NƯỚC  VỐI  ! NƯỚC  NÔI  !...

La mémoire fervente perpétue toutes choses,
Tout demeure dans les mots, les images, les chansons…

                Hermann HESSE

Bien souvent, dans l'après-midi chaude, par les fenêtres grandes ouvertes de mon bureau, monte le cri des petits vendeurs de thé ; un bref appel "nuoc voi, nuoc noi !" régulièrement répété qui arrive de loin, et puis s'éloigne ; ou bien encore un petit bout de chanson modulé sur une quinte mineure : "Nước vối nóng hút thuốc không ?" (1)

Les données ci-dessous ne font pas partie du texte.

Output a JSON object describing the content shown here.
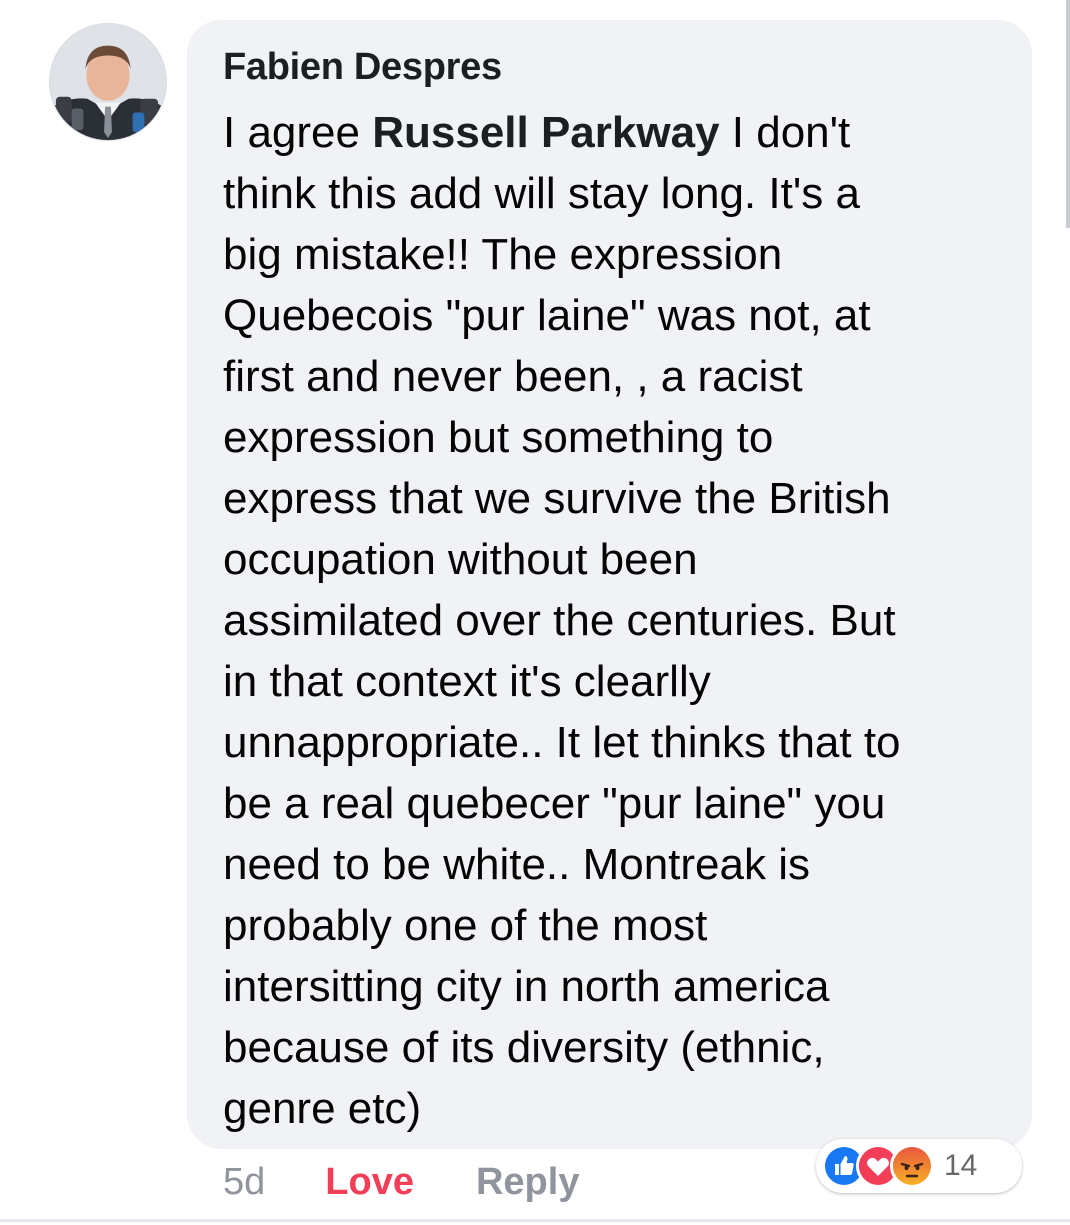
{
  "comment": {
    "author": "Fabien Despres",
    "prefix": "I agree ",
    "mention": "Russell Parkway",
    "text": "   I don't\nthink this add will stay long. It's a\nbig mistake!!  The expression\nQuebecois \"pur laine\" was not, at\nfirst and never been, , a racist\nexpression but something to\nexpress that we survive the British\noccupation without been\nassimilated over the centuries. But\nin that context  it's clearlly\nunnappropriate..  It let thinks that  to\nbe a real quebecer \"pur laine\" you\nneed to be white..  Montreak is\nprobably one of the most\nintersitting city in north america\nbecause of its diversity (ethnic,\ngenre etc)"
  },
  "actions": {
    "time": "5d",
    "love_label": "Love",
    "reply_label": "Reply"
  },
  "reactions": {
    "icons": [
      "like-icon",
      "love-icon",
      "angry-icon"
    ],
    "count": "14"
  },
  "colors": {
    "bubble": "#f0f2f5",
    "love": "#f33e58",
    "like": "#1877f2",
    "angry": "#f7b125",
    "muted": "#90949c"
  }
}
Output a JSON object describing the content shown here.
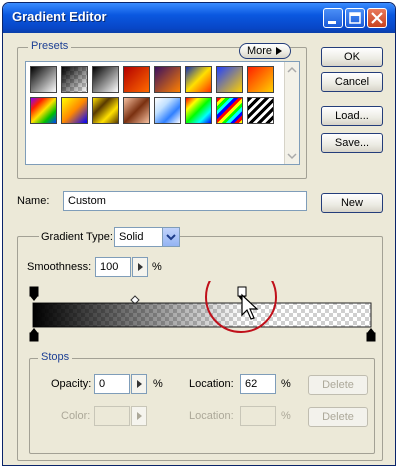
{
  "window": {
    "title": "Gradient Editor"
  },
  "presets": {
    "legend": "Presets",
    "more_label": "More"
  },
  "buttons": {
    "ok": "OK",
    "cancel": "Cancel",
    "load": "Load...",
    "save": "Save...",
    "new": "New"
  },
  "name": {
    "label": "Name:",
    "value": "Custom"
  },
  "gradient": {
    "type_label": "Gradient Type:",
    "type_value": "Solid",
    "smoothness_label": "Smoothness:",
    "smoothness_value": "100",
    "smoothness_unit": "%"
  },
  "stops": {
    "legend": "Stops",
    "opacity_label": "Opacity:",
    "opacity_value": "0",
    "opacity_unit": "%",
    "location_label": "Location:",
    "location_value": "62",
    "location_unit": "%",
    "delete_label": "Delete",
    "color_label": "Color:",
    "color_location_label": "Location:",
    "color_location_unit": "%",
    "color_delete_label": "Delete"
  },
  "colors": {
    "accent": "#0a58e0",
    "highlight_circle": "#c0101a"
  }
}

Alors, tout en continuant mon travail, j'imagine la silhouette caractéristique d'un bê con qui balance d'une main une grosse théière de terre brune enveloppée de chiffons, et de l'autre un petit panier avec une pipe de bambou et des chiques de bétel.

Je sais qu'un coolie-pousse lui fera signe bientôt en appelant :" nước!" et que pour un sou, accroupi sur le trottoir, il boira le thé amer à petits coups bruyants, puis tirera u

ne bouffée unique

de la pipe de bambou, savourant longtemps la goulée de fumée, avant de la rejeter comme à regret. Après, il redressera les épaules; rajustera son chapeau qu'il avait quitté pour s'éventer et repartira entre ses brancards, moins las… Courts instants de répit dans une existence ingrate…, humble plaisir des humbles… nước vối, nước nôi !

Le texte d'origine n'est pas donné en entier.